The email's author was self-identified as a senior high school student who had been bullied, and a "devout Muslim," but the contents do not support those assertions, said Rep. Brad Sherman, D-Sherman Oaks, former chairman of the House subcommittee on terrorism.
 
The email never mentioned the Koran, the holy book of Islam, and at one point failed to capitalize the first "A" of Allah, Sherman noted.

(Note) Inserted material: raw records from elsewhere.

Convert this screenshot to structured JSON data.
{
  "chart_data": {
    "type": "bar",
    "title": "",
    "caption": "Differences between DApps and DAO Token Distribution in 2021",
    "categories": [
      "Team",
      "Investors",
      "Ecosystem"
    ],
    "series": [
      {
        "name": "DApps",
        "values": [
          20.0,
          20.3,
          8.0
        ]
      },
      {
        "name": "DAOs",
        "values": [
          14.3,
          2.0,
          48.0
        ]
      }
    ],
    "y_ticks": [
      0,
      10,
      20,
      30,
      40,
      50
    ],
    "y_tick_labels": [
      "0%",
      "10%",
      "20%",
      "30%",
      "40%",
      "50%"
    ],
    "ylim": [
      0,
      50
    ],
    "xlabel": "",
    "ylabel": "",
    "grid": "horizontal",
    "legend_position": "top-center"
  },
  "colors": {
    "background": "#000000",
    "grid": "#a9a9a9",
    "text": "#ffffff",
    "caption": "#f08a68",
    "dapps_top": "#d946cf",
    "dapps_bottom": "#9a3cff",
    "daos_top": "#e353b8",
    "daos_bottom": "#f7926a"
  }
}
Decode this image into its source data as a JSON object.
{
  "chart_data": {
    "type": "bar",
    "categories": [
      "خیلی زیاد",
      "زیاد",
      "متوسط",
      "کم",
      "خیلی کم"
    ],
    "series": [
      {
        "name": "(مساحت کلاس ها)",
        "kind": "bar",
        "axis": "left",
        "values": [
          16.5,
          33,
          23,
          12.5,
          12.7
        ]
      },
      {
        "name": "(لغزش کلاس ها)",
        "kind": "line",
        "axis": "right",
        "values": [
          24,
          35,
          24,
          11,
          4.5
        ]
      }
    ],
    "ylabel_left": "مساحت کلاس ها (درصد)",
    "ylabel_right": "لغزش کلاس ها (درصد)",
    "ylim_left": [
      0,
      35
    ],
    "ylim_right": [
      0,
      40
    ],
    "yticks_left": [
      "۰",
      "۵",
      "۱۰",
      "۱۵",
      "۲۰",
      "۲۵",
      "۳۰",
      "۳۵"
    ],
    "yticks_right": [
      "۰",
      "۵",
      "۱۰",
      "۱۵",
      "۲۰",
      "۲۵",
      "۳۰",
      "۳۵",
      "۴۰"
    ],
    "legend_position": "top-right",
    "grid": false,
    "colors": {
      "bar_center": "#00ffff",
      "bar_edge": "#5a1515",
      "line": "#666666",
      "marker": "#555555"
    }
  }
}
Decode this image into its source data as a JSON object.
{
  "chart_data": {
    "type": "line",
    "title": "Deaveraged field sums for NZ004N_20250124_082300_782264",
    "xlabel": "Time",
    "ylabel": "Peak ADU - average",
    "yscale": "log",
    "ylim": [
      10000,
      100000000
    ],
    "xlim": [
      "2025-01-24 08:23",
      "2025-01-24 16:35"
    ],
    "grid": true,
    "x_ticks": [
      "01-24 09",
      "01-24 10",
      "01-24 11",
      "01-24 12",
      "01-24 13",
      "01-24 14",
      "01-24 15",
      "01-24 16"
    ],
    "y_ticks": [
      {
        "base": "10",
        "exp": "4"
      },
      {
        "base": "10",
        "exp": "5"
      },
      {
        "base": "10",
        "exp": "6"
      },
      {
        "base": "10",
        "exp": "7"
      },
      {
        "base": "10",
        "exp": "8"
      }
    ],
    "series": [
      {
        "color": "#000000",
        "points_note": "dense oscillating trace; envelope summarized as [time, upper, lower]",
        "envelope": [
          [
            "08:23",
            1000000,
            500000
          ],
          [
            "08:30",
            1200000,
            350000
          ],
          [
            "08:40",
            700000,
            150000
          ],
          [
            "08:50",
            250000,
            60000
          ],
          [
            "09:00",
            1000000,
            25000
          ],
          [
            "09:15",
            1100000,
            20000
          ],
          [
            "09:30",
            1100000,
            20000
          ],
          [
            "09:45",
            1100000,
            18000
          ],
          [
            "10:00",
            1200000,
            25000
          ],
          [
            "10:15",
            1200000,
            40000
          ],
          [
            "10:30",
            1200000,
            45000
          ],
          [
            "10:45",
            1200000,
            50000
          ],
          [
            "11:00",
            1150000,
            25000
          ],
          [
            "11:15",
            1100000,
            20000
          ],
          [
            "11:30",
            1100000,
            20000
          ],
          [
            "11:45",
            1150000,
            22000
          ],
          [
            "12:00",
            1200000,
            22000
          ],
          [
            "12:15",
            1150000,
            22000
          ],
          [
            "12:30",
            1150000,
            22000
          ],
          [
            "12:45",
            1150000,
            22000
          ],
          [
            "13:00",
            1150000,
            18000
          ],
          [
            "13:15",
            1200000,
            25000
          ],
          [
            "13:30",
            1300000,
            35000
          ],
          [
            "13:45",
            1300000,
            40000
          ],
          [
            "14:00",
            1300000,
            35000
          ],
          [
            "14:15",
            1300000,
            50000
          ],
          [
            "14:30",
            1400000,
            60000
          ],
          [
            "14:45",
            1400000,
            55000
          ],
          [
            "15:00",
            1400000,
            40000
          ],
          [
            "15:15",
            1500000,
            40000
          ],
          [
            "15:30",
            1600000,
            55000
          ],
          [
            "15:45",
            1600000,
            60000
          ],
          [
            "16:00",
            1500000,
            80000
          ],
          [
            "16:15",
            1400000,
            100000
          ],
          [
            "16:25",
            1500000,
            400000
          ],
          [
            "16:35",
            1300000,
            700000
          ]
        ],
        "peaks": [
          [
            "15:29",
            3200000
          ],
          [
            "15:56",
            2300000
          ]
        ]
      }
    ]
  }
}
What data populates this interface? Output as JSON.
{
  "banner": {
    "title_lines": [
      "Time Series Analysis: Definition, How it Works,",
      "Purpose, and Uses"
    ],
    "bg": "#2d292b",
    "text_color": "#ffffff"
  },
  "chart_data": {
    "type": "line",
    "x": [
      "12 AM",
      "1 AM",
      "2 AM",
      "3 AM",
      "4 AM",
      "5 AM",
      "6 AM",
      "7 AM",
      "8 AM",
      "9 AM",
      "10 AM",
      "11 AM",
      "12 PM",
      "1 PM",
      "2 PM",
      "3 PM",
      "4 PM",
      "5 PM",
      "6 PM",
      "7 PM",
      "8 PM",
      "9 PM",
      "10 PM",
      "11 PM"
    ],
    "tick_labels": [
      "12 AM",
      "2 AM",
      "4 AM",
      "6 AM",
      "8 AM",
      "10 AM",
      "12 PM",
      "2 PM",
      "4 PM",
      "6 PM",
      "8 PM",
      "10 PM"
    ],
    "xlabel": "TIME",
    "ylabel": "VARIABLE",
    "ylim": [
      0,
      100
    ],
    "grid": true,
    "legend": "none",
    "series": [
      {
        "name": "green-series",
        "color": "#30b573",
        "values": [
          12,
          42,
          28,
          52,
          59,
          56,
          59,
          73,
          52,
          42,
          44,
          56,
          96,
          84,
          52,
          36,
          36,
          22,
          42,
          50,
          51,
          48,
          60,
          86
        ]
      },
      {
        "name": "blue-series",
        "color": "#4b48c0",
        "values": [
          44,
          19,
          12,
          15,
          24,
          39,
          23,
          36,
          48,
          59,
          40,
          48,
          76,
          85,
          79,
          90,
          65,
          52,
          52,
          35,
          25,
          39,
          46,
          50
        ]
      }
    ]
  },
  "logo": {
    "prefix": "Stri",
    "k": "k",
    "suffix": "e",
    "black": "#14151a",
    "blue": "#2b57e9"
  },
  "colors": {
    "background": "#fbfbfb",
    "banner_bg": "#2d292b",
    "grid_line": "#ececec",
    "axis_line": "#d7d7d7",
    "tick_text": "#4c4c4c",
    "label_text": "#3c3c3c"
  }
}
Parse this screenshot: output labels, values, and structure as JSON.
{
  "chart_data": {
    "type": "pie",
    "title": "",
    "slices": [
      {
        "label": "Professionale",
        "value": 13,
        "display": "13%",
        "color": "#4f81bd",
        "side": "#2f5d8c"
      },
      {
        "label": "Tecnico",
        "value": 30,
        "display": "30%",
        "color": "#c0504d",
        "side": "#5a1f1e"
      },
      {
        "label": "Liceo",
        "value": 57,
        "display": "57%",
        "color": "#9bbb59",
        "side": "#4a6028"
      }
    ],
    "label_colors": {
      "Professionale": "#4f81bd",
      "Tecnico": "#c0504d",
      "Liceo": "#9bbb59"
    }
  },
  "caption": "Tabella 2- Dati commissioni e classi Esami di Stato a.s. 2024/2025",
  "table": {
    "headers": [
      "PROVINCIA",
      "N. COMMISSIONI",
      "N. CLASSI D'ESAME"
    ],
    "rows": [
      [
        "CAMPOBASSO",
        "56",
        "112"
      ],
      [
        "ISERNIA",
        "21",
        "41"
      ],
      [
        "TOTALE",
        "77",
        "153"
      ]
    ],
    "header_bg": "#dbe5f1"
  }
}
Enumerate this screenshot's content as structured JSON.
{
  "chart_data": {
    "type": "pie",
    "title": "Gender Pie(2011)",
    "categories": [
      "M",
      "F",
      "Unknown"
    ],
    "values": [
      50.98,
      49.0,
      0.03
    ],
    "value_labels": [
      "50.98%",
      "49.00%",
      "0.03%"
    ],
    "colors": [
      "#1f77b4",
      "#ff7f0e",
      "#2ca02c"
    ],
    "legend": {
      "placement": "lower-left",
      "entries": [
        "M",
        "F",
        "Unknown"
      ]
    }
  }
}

The email address included a crude anatomical reference.
 
"There's reason to think the sender was trying to drive a wedge between the Islamic community and the rest of the United States," Sherman said from Washington, DC.
 
Though none of the threats was carried out, it's premature to discount the possibility the sender may have weapons to carry out an attack sometime in the future, Sherman said. 
 
Sherman is proposing the Department of Homeland Security set up a special unit to provide expertise to local entities such as school districts confronted with threats that need rapid analysis. 
 
Regardless of the sender's identity or motives, the differing responses of Los Angeles and New York were undoubtedly studied by terrorist movements, Sherman believes. He said it became apparent that Los Angeles has the capability to make quick decisions, redirect hundreds
of thousands of people, and search hundreds of locations, all within a handful of hours.
 
"That's impressive," said Sherman.  "But they also learned that America is jittery."
 
Sherman said it must be remembered that the goal of terrorists is to create fear. "And they've learned they can do that with an email."